- Committee said taking action against employees doesn't absolve IndiGo
- It said problems affecting airlines are institutional, not personal
- It also emphasized upon the need for proper training to airlines staff
"The Committee noted that recently there were many incidents of manhandling, discourteous and rude behavior by airlines staff, both ground staff and cabin crew. Some of them were reported in the media and a large number of them went unreported. While narrating some of the incidents of misbehavior in airlines, especially in Indigo, majority of the Members opined that the attitude of airlines staff is very condescending, often unco-operative and on many occasions, downright rude."
The 26-page report "Issues related to improving consumers' satisfaction of airlines" was done after consulting with Civil Aviation officials and various industry stakeholders.
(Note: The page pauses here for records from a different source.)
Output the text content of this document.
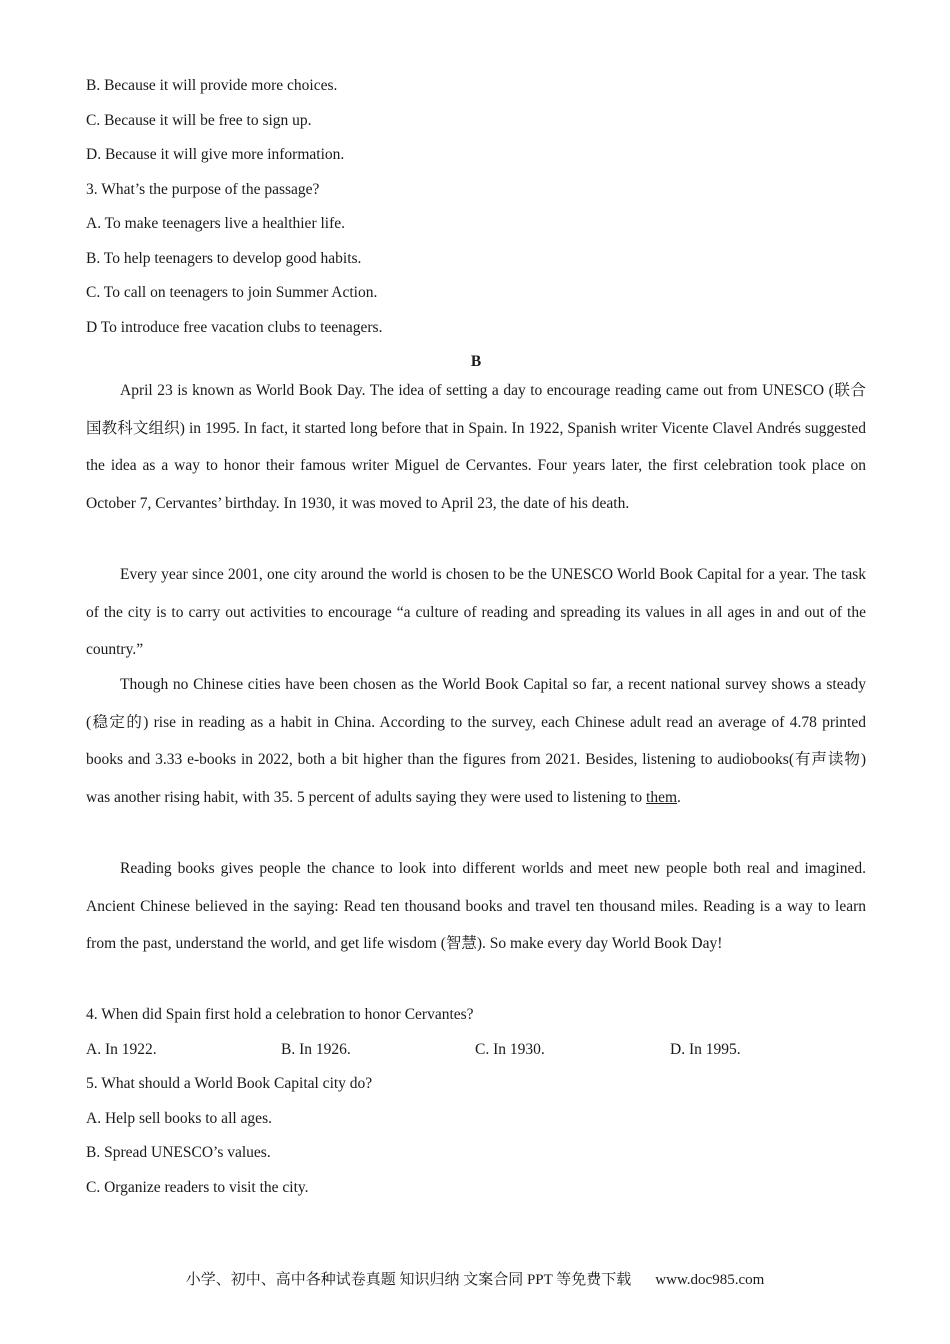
B. Because it will provide more choices.
C. Because it will be free to sign up.
D. Because it will give more information.
3. What’s the purpose of the passage?
A. To make teenagers live a healthier life.
B. To help teenagers to develop good habits.
C. To call on teenagers to join Summer Action.
D To introduce free vacation clubs to teenagers.
B
April 23 is known as World Book Day. The idea of setting a day to encourage reading came out from UNESCO (联合国教科文组织) in 1995. In fact, it started long before that in Spain. In 1922, Spanish writer Vicente Clavel Andrés suggested the idea as a way to honor their famous writer Miguel de Cervantes. Four years later, the first celebration took place on October 7, Cervantes’ birthday. In 1930, it was moved to April 23, the date of his death.
Every year since 2001, one city around the world is chosen to be the UNESCO World Book Capital for a year. The task of the city is to carry out activities to encourage “a culture of reading and spreading its values in all ages in and out of the country.”
Though no Chinese cities have been chosen as the World Book Capital so far, a recent national survey shows a steady (稳定的) rise in reading as a habit in China. According to the survey, each Chinese adult read an average of 4.78 printed books and 3.33 e-books in 2022, both a bit higher than the figures from 2021. Besides, listening to audiobooks(有声读物) was another rising habit, with 35. 5 percent of adults saying they were used to listening to them.
Reading books gives people the chance to look into different worlds and meet new people both real and imagined. Ancient Chinese believed in the saying: Read ten thousand books and travel ten thousand miles. Reading is a way to learn from the past, understand the world, and get life wisdom (智慧). So make every day World Book Day!
4. When did Spain first hold a celebration to honor Cervantes?
A. In 1922.	B. In 1926.	C. In 1930.	D. In 1995.
5. What should a World Book Capital city do?
A. Help sell books to all ages.
B. Spread UNESCO’s values.
C. Organize readers to visit the city.
小学、初中、高中各种试卷真题 知识归纳 文案合同 PPT 等免费下载 www.doc985.com
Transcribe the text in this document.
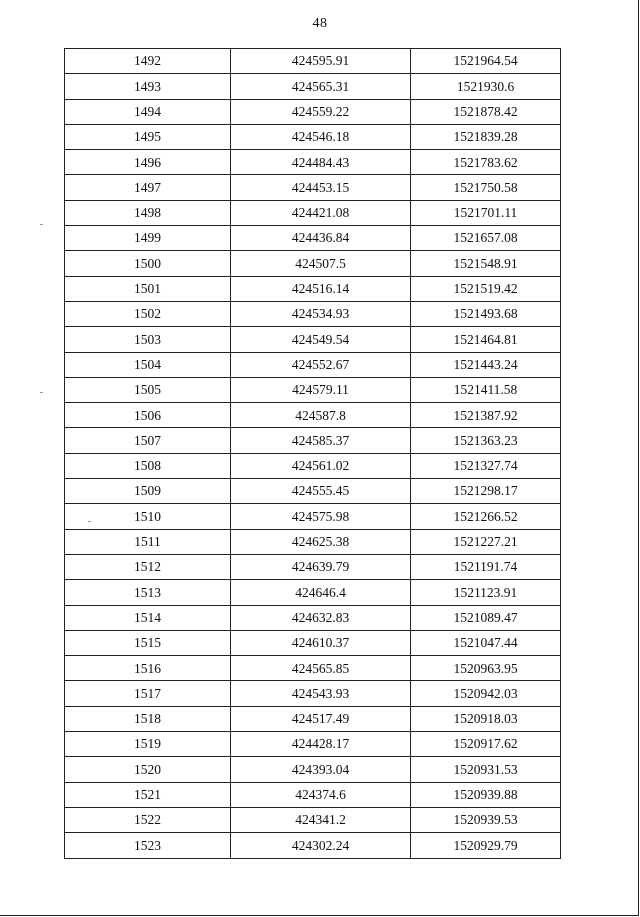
48
1492	424595.91	1521964.54
1493	424565.31	1521930.6
1494	424559.22	1521878.42
1495	424546.18	1521839.28
1496	424484.43	1521783.62
1497	424453.15	1521750.58
1498	424421.08	1521701.11
1499	424436.84	1521657.08
1500	424507.5	1521548.91
1501	424516.14	1521519.42
1502	424534.93	1521493.68
1503	424549.54	1521464.81
1504	424552.67	1521443.24
1505	424579.11	1521411.58
1506	424587.8	1521387.92
1507	424585.37	1521363.23
1508	424561.02	1521327.74
1509	424555.45	1521298.17
1510	424575.98	1521266.52
1511	424625.38	1521227.21
1512	424639.79	1521191.74
1513	424646.4	1521123.91
1514	424632.83	1521089.47
1515	424610.37	1521047.44
1516	424565.85	1520963.95
1517	424543.93	1520942.03
1518	424517.49	1520918.03
1519	424428.17	1520917.62
1520	424393.04	1520931.53
1521	424374.6	1520939.88
1522	424341.2	1520939.53
1523	424302.24	1520929.79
The Committee said that merely taking strictest action against the employees does not absolve the airline of its guilt of the incident.
"The Committee observes that the problems affecting the airlines are not personal; it is institutional. An institution like Indigo has to develop a consumer friendly approach in dealing with their passengers. The Committee believes that being a leader in market share, Indigo needs to look inward and find out the reasons for the discourteous attitude and rude and indifferent behavior of their employees, whether it is their cabin crew or the ground staff. The Committee emphasizes that the arrogant behavior of employees should stop."
The Committee had detailed interaction with the CEOs of various airlines on various trainings imparted to different categories of officials and employees.
The Members of the Committee unanimously emphasized upon the need for providing proper training to the airlines staff especially on soft skills and passenger handling
"The crew should be trained to be more polite than saying 'please' or 'thank you'. The passengers expect a civilized behavior from the cabin crew and the ground staff as the salaries to the cabin crew and ground staff are paid from the income earned from the passengers," the report added.